OMAHA, Neb. (KMTV) — For five decades, this marvel of 20th century innovation, sat dormant, collecting dust, spider webs and a little rust out in Southern California.
Many thought it should stay there because it would be too difficult to make the locomotive run again.
"If you don't want something to happen people tend to say it won't work, and convince others it won't work, with the hopes that maybe they'll stop asking,” says Ed Dickens, who managed the nine-person crew that restored Big Boy.
Eventually Union Pacific stopped listening to the naysayers, and said they'd restore it.
"So when we returned it home, we wanted to strip everything apart again,” says Dickens.
Other than the boiler, the team led by Ed Dickens, rebuilt the train from the ground up.

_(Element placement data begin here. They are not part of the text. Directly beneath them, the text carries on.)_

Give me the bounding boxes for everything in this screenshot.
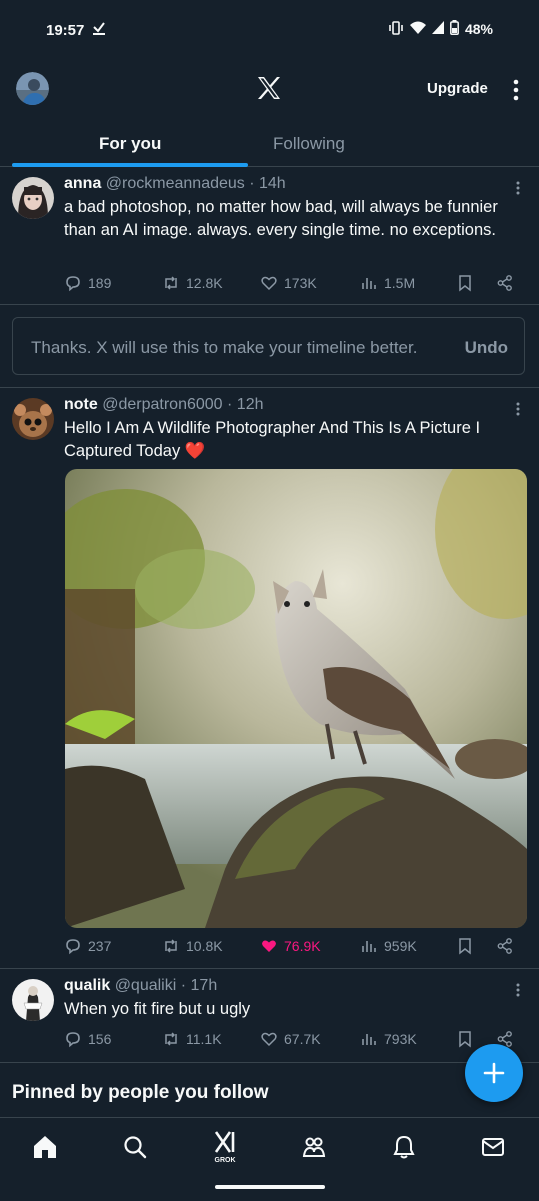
post-text: a bad photoshop, no matter how bad, will… xyxy=(64,198,498,239)
like-count: 173K xyxy=(284,275,317,291)
profile-avatar[interactable] xyxy=(16,72,49,110)
upgrade-button[interactable]: Upgrade xyxy=(427,80,488,97)
x-logo-icon[interactable] xyxy=(257,77,281,104)
wifi-icon xyxy=(409,21,426,38)
avatar[interactable] xyxy=(12,398,54,440)
undo-button[interactable]: Undo xyxy=(465,338,508,358)
like-icon xyxy=(261,1032,277,1047)
post-time: · 12h xyxy=(227,396,264,413)
reply-icon xyxy=(66,276,80,292)
bookmark-icon[interactable] xyxy=(456,274,474,292)
like-button[interactable]: 76.9K xyxy=(260,937,321,955)
search-icon[interactable] xyxy=(122,1134,148,1160)
post-more-icon[interactable] xyxy=(510,983,526,997)
author-name[interactable]: note xyxy=(64,396,98,413)
post-author: note @derpatron6000 · 12h xyxy=(64,396,263,414)
status-time: 19:57 xyxy=(46,22,85,39)
grok-label: GROK xyxy=(214,1157,236,1164)
grok-icon[interactable]: GROK xyxy=(210,1130,240,1164)
reply-button[interactable]: 237 xyxy=(64,937,111,955)
views-count: 1.5M xyxy=(384,275,416,291)
like-icon xyxy=(262,940,276,952)
repost-count: 10.8K xyxy=(186,938,223,954)
like-count: 67.7K xyxy=(284,1031,321,1047)
views-button[interactable]: 793K xyxy=(360,1030,417,1048)
post-actions: 237 10.8K 76.9K 959K xyxy=(64,937,524,959)
gesture-bar xyxy=(215,1185,325,1189)
battery-percent: 48% xyxy=(464,21,493,37)
post-text: When yo fit fire but u ugly xyxy=(64,1000,251,1018)
author-name[interactable]: anna xyxy=(64,175,101,192)
post-actions: 189 12.8K 173K 1.5M xyxy=(64,274,524,296)
views-button[interactable]: 1.5M xyxy=(360,274,415,292)
notifications-icon[interactable] xyxy=(391,1134,417,1160)
post-text: Hello I Am A Wildlife Photographer And T… xyxy=(64,419,481,460)
pinned-section-title: Pinned by people you follow xyxy=(12,1082,269,1103)
tab-for-you[interactable]: For you xyxy=(99,134,161,154)
vibrate-icon xyxy=(388,20,404,38)
battery-icon xyxy=(450,20,459,38)
like-button[interactable]: 173K xyxy=(260,274,317,292)
post-image[interactable] xyxy=(65,469,527,928)
like-button[interactable]: 67.7K xyxy=(260,1030,321,1048)
author-name[interactable]: qualik xyxy=(64,977,110,994)
timeline-tabs: For you Following xyxy=(0,122,539,167)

"Everything that you see here was in pieces,” says Dickens.
But before they even began working on it. They re-built their shop, so they could complete the overhaul.
"Put a big overhead crane in the shop, bought lots and lots of tools, we didn't have many of the tools that we needed. So we re-built tooling, re-built machines, re-built the shop, before we could re-build the locomotive,” says Dickens.
They had to make one major change, and some thought it would be tough. The original Big Boy trains ran on coal. That's no longer practical, so they had to power it by oil instead.
"That was supposed to be one of the most difficult obstacles we would face, was the oil conversion and it was actually one of the more simple,” says Dickens.
After a few minor hiccups they completed it and Dickens says he marvels at the craftsmanship, below the train, between the wheels and under the frame.
"It looks immaculate under there, it's really too bad we can't put mirrors, down where people can see it, because it really is. I don't know if it's appropriate to say it's beautiful but it really is a beautiful locomotive,” says Dickens.
He's just completing the first major trip since restoring the locomotive and is still making minor adjustments. He hopes eventually he can enjoy the work he did.
"In some respects we still haven't been able to let our hair down and enjoy the moment because we're busy with everything it takes to keep this big machine running,” says Dickens.